Nous connaissons tous le parcours incertain d’une demande de financement pour des logements sociaux. De la prise en considération dans les programmes à l’ordre de service autorisant les travaux, les embuches et les renoncements peuvent être nombreux et les délais inacceptables. Cela s’explique par le fait que chaque dossier est traité en « tuyau d’orgue » sans qu’un comité de pilotage, rassemblant l’État, les maîtres d’ouvrage et les collectivités, valide globalement l’avancée du stock en gestation et reprogramme d’autres opérations pour remplacer celles qui ne peuvent aboutir. La rigidité des règles de procédure n’aide pas. Il faut la simplifier et mettre de l’huile dans les rouages.
Madame la ministre, il y a urgence. Je suis d’accord avec vous pour mettre fin à cette sous-consommation des crédits, dans l’intérêt de nos concitoyens. La création d’un groupe de travail sur ce sujet va dans le bon sens. Les freins doivent être levés dans les meilleurs délais. Notre devoir est de relancer la machine et de redonner confiance aux familles, aux entreprises, aux investisseurs. L’avenir des outre-mer est en jeu.

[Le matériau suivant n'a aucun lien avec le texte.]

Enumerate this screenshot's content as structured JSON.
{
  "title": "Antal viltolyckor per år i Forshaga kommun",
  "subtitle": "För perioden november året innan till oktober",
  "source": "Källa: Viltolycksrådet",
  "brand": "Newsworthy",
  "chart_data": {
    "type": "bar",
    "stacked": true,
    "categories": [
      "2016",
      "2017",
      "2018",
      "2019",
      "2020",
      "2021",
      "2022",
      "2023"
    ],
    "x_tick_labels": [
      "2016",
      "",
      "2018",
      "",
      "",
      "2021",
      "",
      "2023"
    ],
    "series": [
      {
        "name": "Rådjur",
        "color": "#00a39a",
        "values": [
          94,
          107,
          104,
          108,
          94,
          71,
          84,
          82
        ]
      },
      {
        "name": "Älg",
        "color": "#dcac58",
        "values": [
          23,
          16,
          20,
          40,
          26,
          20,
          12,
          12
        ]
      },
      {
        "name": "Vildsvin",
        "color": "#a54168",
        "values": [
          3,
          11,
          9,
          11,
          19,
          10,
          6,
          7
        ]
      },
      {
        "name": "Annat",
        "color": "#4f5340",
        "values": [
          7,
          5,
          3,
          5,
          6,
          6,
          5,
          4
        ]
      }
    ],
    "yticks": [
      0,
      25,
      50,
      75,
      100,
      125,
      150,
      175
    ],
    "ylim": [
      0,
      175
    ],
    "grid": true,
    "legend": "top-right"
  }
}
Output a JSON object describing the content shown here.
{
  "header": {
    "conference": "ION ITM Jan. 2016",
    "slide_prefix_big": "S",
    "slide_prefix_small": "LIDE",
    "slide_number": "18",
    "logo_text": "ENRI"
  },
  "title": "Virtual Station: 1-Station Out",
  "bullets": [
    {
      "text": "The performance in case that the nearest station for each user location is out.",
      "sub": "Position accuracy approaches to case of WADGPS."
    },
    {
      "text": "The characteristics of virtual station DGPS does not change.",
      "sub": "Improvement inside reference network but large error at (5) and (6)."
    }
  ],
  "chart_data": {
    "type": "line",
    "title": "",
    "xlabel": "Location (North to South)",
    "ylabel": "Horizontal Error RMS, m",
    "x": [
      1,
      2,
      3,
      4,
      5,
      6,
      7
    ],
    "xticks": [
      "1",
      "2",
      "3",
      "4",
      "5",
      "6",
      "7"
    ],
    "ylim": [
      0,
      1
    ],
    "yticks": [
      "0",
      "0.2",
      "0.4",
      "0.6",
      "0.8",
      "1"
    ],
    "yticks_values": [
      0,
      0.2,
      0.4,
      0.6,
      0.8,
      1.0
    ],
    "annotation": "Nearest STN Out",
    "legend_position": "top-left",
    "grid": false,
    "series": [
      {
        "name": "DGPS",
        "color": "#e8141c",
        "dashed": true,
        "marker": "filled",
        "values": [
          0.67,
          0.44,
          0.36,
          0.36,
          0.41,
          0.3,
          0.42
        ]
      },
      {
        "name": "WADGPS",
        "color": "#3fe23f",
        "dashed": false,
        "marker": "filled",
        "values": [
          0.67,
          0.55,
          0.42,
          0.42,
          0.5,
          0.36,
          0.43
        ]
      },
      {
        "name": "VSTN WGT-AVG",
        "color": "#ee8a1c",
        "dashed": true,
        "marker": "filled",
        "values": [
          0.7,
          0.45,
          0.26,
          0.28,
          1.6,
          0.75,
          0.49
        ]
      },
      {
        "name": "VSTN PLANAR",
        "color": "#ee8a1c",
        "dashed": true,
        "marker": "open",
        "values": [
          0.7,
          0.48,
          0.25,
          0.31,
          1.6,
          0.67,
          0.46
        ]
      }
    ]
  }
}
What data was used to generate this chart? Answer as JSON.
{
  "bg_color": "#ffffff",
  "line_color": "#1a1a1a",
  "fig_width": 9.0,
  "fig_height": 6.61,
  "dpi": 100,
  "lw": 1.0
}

Au cours des débats, je défendrai plusieurs amendements. Reprenant l’une des conclusions de la Conférence logement outre-mer, ils visent, d’une part, à développer l’offre locative sociale et intermédiaire, en portant à 25 % les logements locatifs sociaux livrés sur la base de la moyenne des trois dernières années, d’autre part, à consolider et rendre pérenne la nouvelle aide à l’accession logement en outre-mer en intégrant dans le code de la construction et de l’habitation les dispositions de l’article 72 du projet de loi de finances pour 2020.
Madame la ministre, dans une interview accordée à un site d’information, vous avez déclaré : « Ces chiffres n’ont de sens que si nous répondons aux problématiques du quotidien des Ultramarins. Mon passé d’ancienne adjointe aux affaires sociales et de vice-présidente d’une caisse centrale d’activités sociales (CCAS) m’incite à vous parler d’une problématique concrète : celle des blocs sanitaires. Nous en avons déjà parlé. La population ultramarine, celle de La Réunion en particulier, vieillit très rapidement. À Saint-Pierre de La Réunion, la CCAS a dû construire au cours des six dernières années près de 500 blocs sanitaires au domicile de personnes âgées ou handicapées pour un coût total de 3 millions d’euros, main d’œuvre comprise. Malgré cela, la demande reste forte, et cela n’est pas propre à la capitale du sud.
Madame la ministre, les CCAS et le département sont à votre disposition pour étudier les possibilités de financement de ces travaux d’adaptation au vieillissement de notre population.